I think it is based on degradation of UXO items I deal with over time . Propellants weaken over time even when they are not designed to do such. I am confident, yet never positive, that an effort to make such degrade over a set period of time could work. Very expensive effort , sort of like landmines, submunitions etc that render themselves inert over time.
You're the expert in this area, but I thought that had to do with electronically disabling the detonation train somehow. I didn't realize the actual explosive compounds degraded that quickly.
I've fired 60 year old ammo that functioned flawlessly, so I'm a bit confused.
L
Your correct....yet if opened to environment due damage or man made erosion disc etc it will weaken over time. If such was specifically designed into the device it would be viable that such would function or not function as designed in a accelerated fashion IMO.
It reminds me of a PGI event I was at where the vendors were all bitching about the ATF idiots who wanted them to deliberately contaminate their products with 'taggants' so they could be traced.
"So let me guess this straight young feller. You want me to deliberately contaminate the products I sell, even though by law I have to guarantee that they're 99.9% pure. Is that about right?"
That ended the conversation apparently.
L
taggants used in test production created a “static” hazard.....that was primary reason it was dropped. Powder and static is baaaaaaad ooooooh kay......:o)
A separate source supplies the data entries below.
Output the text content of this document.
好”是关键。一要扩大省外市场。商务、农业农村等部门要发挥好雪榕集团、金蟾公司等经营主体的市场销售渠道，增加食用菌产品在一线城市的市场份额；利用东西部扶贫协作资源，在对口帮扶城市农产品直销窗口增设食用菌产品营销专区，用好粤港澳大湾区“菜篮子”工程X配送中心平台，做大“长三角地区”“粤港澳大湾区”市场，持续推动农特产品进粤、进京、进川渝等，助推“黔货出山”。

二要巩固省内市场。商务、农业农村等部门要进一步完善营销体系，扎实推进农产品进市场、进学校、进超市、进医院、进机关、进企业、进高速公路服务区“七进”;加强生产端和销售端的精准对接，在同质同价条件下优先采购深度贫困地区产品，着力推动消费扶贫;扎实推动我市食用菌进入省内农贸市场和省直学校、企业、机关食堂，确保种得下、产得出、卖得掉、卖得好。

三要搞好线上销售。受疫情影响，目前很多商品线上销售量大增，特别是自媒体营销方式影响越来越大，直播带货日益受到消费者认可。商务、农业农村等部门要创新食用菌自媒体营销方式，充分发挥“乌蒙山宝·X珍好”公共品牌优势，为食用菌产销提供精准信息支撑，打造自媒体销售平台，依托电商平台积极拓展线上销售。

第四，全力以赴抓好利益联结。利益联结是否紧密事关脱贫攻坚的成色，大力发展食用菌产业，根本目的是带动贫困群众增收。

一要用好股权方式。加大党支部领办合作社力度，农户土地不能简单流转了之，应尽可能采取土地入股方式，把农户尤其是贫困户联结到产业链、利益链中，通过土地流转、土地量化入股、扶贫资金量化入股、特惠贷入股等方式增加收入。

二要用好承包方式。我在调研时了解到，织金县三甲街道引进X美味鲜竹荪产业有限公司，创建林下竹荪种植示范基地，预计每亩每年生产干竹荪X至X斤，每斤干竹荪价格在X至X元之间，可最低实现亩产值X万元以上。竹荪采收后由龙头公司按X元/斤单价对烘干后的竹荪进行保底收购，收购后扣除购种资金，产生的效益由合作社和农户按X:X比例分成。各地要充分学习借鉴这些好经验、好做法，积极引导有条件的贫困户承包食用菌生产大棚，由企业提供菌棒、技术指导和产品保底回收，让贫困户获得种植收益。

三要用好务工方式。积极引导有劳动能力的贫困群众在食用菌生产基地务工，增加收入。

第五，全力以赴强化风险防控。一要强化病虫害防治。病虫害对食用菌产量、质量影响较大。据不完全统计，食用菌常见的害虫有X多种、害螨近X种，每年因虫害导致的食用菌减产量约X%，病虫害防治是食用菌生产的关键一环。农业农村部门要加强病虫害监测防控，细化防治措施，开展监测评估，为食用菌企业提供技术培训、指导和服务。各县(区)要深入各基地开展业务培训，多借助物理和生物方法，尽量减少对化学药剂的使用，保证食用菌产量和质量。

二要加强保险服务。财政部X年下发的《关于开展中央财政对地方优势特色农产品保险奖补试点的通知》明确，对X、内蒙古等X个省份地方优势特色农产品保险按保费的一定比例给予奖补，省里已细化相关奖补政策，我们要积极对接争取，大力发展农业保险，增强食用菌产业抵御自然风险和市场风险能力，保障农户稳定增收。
Yer right......I doubt we will see it yet I predict they will try .
You at work ?
He will urinate on the Second Amendment the first chance he gets.
Where’s the FBI links? Anybody tries to refute FBI statistics, they’ve already lost.
Click the pic to go to the Gun Facts v4.2 download page!
I screamed this after the HELLER decision, but the celebrations were making people stupid.
Heller may have affirmed the 2nd as an individual right, but it did not define the SCOPE of that right. Just like you don't have a right to yell "fire" in a crowded theatre, you may find you don't have a right to posess a firearm in a crowded theatre.....or any other public place.
DC revealed the liberal mindset when they refused to allow Heller to register a semi-auto handgun after the SCOTUS decision. Obama, if he can change Kennedy to a reliable liberal, will have his 5 votes and will work hard to narrowly define the 2nd.